Sintesi
All'estremo sud del Palatinato, proprio sul confine con l'Alsazia, si trova una delle cantine più straordinarie della Germania. Friedrich Becker, a Schweigen-Rechtenbach, si è fatta un nome che si assocerebbe piuttosto alla Borgogna: Pinot Nero di livello mondiale. Chi vuole capire il Pinot Nero tedesco non può ignorare questo nome.
Storia
Le radici dell'azienda attuale risalgono più indietro, ma la vera nascita arrivò nel 1973. Quell'anno Friedrich Becker sen. lasciò la cooperativa locale e imbottigliò per la prima volta il proprio vino. La scintilla era stato un viaggio in Borgogna nel 1968 che lo segnò profondamente: capì il potenziale dei suoli calcarei di Schweigen per grandi Pinot Nero e volle percorrere quella strada con coerenza.
Per decenni guidò l'azienda insieme al figlio Friedrich Becker jun., detto Fritz, che come cantiniere contribuì a definire lo stile della casa. Friedrich Becker sen. è scomparso nel febbraio 2025. Oggi l'azienda familiare è guidata da Fritz Becker jun., che porta avanti l'orientamento borgognone con grande calma e precisione.
Territorio e terroir
Schweigen-Rechtenbach è la punta più meridionale del Palatinato, proprio sul confine con l'Alsazia e a un passo da Wissembourg. Questa posizione di confine è la caratteristica decisiva: una parte importante delle vigne — circa il 50-60 per cento — si trova su suolo francese, in Alsazia. I vigneti non conoscono confini nazionali, e i suoli ancora meno.
E quei suoli sono la chiave. Intorno a Schweigen domina il calcare, a tratti in forma estrema. Per i vitigni borgognoni è un caso ideale: il calcare conferisce ai vini finezza, tensione e quella inconfondibile lunghezza minerale. Il cru centrale è lo Schweigener Sonnenberg, con le sue parcelle migliori, dove il terroir si mostra con maggiore chiarezza.
Dal 2021 c'è una curiosa conseguenza della posizione di confine: i nomi dei vigneti situati su suolo francese non possono più comparire in etichetta. Questo non cambia nulla del vino in sé: l'origine e il carattere restano gli stessi.
Stile e filosofia
I vini di Becker sono di inconfondibile ispirazione borgognona e mettono l'origine al centro. Non l'opulenza o l'effetto, ma la precisione, la limpidezza e il potenziale di invecchiamento definiscono il quadro. I grandi rossi ricevono molto tempo: maturano circa quattro anni prima della messa in commercio, una scelta di pazienza contro la disponibilità rapida.
Accanto al Pinot Nero, indiscussa bandiera della casa, uno Chardonnay ambizioso gioca un ruolo crescente, così come il Weißburgunder e il Grauburgunder. Il filo conduttore resta sempre lo stesso: calcare, vitigni borgognoni, origine. Questa coerenza rende i vini tanto affidabili quanto personali.
Vini di punta
Il cuore è lo Schweigener Sonnenberg. Al suo interno si trovano le parcelle per cui Becker è celebre. Il Kammerberg si trova su suolo francese, in Alsazia, e dà Pinot Nero particolarmente profondi e complessi. Sankt Paul è un VDP.Große Lage e monopolio della casa: un sito estremamente calcareo da cui nasce uno dei Große Gewächse più ricercati. Anch'esso monopolio e VDP.Große Lage è Heydenreich, che si distingue per una particolare eleganza.

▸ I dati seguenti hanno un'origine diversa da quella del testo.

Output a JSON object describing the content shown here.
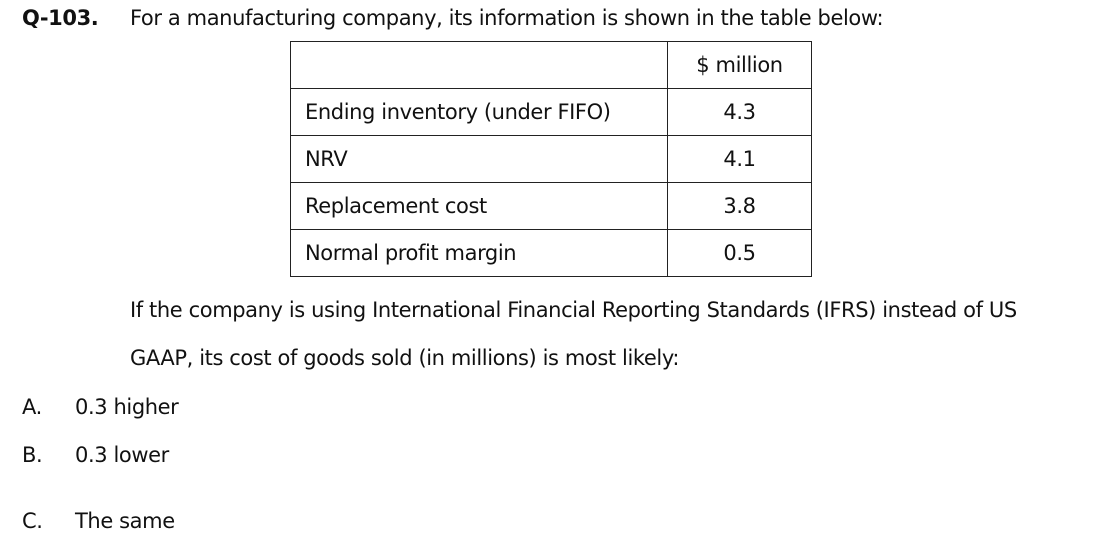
{
  "question": {
    "number": "Q-103.",
    "intro": "For a manufacturing company, its information is shown in the table below:",
    "table": {
      "header": [
        "",
        "$ million"
      ],
      "rows": [
        [
          "Ending inventory (under FIFO)",
          "4.3"
        ],
        [
          "NRV",
          "4.1"
        ],
        [
          "Replacement cost",
          "3.8"
        ],
        [
          "Normal profit margin",
          "0.5"
        ]
      ]
    },
    "text_lines": [
      "If the company is using International Financial Reporting Standards (IFRS) instead of US",
      "GAAP, its cost of goods sold (in millions) is most likely:"
    ],
    "options": [
      {
        "letter": "A.",
        "text": "0.3 higher"
      },
      {
        "letter": "B.",
        "text": "0.3 lower"
      },
      {
        "letter": "C.",
        "text": "The same"
      }
    ]
  }
}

Questi cru non sono termini di marketing, ma origini reali e tangibili le cui differenze si possono seguire anno dopo anno nel bicchiere.
Riconoscimenti
Il marchio della casa è l'etichetta della volpe: una volpe sotto la vite che decora le bottiglie fin dalla fondazione nel 1973. Da tempo rappresenta uno dei grandi nomi del Pinot Nero tedesco. I Pinot Nero di Becker si muovono a livello mondiale e ricevono regolarmente alte valutazioni, tra cui quelle del Gault Millau. La domanda supera di gran lunga l'offerta, segno del rango che questa cantina familiare occupa nel confronto internazionale.